Veredicto del experto
El crankbait VIB de Fishinapot es un señuelo honesto que cumple lo que promete. No estamos ante una revolución en el diseño de vibradores, sino ante una herramienta bien ejecutada que resulta particularmente útil cuando el agua baja de temperatura y los peces se vuelven selectivos.
Su mayor virtud es la fiabilidad de su acción: no importa cuántos lances lleves, la vibración se mantiene estable. Eso da confianza para insistir en una zona sabiendo que el señuelo no va a decepcionar. Para pescadores que se enfrentan a embalses profundos en invierno o que buscan un señuelo de fondo versátil para jornadas largas, este VIB merece un lugar en la caja.

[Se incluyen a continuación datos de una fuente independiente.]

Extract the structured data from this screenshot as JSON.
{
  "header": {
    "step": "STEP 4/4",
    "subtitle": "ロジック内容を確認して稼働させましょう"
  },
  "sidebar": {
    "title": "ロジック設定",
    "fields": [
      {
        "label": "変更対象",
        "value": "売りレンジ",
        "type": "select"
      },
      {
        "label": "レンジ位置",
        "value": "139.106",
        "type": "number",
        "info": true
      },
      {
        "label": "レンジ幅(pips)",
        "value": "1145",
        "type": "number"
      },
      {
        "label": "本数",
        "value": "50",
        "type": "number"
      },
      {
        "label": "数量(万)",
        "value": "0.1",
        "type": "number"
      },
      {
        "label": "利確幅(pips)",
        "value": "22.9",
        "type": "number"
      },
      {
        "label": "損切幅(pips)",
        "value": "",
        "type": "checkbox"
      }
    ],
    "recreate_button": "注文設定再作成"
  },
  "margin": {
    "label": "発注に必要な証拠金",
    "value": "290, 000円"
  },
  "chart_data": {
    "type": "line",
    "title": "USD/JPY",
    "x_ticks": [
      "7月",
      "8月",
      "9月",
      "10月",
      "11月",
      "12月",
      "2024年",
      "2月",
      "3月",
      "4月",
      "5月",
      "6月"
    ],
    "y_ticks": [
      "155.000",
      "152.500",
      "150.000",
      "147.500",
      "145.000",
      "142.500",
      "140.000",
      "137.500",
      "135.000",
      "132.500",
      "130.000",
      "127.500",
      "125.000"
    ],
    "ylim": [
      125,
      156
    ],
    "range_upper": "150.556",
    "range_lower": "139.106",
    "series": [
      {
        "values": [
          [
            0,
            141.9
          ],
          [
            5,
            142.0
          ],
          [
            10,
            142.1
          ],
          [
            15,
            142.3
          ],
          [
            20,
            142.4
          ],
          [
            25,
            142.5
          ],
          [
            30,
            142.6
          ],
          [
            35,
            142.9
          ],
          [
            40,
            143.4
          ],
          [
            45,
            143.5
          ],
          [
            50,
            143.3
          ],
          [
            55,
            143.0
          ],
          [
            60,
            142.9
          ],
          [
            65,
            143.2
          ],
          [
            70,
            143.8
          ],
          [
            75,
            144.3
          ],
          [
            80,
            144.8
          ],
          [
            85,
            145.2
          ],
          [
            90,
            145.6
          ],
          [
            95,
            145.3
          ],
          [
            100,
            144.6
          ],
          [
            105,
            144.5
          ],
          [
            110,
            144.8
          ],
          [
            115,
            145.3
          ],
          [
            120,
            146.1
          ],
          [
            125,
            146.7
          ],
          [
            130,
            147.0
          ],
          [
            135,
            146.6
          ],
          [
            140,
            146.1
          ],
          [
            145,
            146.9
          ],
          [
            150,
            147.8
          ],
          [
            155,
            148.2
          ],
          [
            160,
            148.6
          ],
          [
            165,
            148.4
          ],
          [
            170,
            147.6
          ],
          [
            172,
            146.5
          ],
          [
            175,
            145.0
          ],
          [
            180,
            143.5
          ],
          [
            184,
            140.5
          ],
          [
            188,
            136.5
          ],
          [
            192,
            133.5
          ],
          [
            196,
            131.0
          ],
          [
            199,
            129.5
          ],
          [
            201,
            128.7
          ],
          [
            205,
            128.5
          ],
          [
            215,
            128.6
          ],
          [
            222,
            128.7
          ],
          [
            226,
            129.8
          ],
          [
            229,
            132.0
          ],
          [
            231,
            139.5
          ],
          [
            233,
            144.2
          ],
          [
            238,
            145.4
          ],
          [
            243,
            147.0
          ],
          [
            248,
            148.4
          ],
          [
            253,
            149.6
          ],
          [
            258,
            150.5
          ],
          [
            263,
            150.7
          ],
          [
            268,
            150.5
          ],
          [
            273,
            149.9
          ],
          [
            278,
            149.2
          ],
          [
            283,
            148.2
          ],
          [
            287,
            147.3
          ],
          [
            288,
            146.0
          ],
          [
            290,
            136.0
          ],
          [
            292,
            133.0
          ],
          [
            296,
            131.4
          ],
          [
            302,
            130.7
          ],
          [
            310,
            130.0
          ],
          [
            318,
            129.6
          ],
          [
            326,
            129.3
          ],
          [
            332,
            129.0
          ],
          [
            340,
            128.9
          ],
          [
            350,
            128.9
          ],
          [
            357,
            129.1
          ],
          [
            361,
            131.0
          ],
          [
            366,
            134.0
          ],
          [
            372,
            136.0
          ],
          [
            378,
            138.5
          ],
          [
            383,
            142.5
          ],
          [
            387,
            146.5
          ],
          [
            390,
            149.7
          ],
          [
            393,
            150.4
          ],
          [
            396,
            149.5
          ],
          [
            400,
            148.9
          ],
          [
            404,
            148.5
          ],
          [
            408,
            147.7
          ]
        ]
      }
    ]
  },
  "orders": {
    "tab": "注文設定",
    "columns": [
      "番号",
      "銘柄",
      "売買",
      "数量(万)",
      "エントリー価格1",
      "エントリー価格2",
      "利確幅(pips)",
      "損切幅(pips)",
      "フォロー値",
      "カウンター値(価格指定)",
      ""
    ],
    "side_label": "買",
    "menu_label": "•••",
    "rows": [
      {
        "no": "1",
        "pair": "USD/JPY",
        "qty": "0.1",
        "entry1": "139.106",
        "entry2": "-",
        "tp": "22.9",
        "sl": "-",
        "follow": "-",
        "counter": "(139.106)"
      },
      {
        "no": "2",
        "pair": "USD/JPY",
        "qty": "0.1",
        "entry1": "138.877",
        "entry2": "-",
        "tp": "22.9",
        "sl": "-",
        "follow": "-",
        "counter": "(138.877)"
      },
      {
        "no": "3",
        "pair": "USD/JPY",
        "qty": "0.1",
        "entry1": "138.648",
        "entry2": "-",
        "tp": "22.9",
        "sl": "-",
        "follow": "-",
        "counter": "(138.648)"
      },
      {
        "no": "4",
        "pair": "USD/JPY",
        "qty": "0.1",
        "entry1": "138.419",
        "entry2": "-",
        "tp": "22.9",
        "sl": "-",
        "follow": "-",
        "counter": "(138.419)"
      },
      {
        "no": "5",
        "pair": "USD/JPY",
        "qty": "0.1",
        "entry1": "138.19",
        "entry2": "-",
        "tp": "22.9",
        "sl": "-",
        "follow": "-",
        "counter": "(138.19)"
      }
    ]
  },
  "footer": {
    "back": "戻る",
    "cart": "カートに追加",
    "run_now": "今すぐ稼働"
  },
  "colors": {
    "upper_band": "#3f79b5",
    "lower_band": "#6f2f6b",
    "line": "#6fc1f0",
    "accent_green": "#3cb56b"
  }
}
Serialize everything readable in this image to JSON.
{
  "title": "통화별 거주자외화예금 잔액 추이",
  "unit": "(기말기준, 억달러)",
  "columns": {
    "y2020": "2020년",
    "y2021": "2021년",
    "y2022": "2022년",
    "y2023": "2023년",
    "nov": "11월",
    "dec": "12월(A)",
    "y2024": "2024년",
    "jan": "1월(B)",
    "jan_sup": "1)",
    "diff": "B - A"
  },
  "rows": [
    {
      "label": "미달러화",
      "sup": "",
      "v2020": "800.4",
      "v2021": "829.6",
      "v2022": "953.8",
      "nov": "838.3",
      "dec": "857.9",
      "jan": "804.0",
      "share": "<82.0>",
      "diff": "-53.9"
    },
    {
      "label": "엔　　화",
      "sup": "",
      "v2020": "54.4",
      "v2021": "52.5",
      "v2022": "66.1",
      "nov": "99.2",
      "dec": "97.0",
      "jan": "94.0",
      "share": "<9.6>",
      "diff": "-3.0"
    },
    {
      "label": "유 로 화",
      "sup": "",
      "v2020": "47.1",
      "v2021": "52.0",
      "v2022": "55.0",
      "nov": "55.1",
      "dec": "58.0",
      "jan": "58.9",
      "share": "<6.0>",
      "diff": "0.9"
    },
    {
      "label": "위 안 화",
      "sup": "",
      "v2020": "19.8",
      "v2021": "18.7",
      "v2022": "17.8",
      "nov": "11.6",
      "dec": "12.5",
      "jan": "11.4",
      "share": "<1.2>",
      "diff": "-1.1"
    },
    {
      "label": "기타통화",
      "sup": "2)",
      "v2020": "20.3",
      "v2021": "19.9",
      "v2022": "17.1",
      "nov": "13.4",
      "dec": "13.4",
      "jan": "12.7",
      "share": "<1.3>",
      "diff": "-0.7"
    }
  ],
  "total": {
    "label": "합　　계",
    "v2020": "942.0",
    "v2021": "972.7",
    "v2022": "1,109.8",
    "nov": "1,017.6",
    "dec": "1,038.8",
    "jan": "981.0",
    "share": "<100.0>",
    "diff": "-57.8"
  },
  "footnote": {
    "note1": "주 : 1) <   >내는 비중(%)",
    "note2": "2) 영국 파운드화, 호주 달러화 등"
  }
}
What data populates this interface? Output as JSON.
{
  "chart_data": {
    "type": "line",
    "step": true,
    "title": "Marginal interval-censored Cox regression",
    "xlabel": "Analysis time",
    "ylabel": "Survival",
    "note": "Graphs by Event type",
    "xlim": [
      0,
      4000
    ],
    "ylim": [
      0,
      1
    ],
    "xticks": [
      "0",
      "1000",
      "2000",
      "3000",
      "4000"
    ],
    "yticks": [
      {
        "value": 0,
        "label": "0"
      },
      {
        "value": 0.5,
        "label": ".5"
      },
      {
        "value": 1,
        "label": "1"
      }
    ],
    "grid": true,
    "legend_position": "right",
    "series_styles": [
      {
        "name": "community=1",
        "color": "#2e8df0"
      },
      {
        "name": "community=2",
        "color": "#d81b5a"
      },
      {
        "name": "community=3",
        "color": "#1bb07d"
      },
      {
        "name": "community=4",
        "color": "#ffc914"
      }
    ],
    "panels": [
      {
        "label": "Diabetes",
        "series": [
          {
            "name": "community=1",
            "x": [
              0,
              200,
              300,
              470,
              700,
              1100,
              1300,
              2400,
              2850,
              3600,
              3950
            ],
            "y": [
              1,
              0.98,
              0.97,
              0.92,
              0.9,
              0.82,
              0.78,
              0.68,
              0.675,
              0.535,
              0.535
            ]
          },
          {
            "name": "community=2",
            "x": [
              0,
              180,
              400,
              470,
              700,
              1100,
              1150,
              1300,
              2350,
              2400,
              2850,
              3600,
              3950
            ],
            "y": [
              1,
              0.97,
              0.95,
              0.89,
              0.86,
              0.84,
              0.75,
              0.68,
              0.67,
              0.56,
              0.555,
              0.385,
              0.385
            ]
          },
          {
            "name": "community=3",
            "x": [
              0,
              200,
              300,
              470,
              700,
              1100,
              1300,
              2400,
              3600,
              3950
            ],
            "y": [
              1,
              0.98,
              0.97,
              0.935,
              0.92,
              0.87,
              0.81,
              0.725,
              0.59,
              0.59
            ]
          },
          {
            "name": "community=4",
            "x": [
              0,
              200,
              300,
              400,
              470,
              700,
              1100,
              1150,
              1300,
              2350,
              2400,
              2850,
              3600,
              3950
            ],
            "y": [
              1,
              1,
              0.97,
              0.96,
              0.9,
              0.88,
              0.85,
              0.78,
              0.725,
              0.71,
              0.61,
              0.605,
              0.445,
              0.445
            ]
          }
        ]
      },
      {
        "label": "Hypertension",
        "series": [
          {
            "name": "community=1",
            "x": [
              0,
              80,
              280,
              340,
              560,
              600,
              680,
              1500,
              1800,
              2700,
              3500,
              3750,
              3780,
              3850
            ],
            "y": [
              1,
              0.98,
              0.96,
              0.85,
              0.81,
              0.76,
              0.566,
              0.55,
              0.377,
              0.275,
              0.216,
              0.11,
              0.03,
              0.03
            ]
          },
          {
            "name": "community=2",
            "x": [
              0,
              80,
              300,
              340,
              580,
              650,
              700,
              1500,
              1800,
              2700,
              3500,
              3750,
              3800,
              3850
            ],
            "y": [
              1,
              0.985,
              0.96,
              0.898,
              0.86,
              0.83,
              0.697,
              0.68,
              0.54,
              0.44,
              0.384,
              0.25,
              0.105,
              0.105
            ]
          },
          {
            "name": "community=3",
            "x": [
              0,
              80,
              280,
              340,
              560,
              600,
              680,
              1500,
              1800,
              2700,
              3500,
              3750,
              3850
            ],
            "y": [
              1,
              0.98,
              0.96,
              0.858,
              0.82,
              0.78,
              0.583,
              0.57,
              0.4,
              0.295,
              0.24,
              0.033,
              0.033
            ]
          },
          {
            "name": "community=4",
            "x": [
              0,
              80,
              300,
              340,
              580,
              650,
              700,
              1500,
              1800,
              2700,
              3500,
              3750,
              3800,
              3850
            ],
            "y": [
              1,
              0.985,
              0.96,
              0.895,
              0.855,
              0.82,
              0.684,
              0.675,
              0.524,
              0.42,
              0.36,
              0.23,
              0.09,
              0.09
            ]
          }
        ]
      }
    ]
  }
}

Mi consejo es que lo trabajéis lento en aguas frías, sin prisas. Los tirones cortos con pausas de dos o tres segundos permiten que el señuelo vibre mientras cae, y es en esa caída donde he registrado más picadas. Mantened los anzuelos afilados, revisad el estado del cuerpo tras cada jornada de rocas, y sobre todo, tened paciencia: este no es un señuelo de acción frenética, sino de precisión y constancia.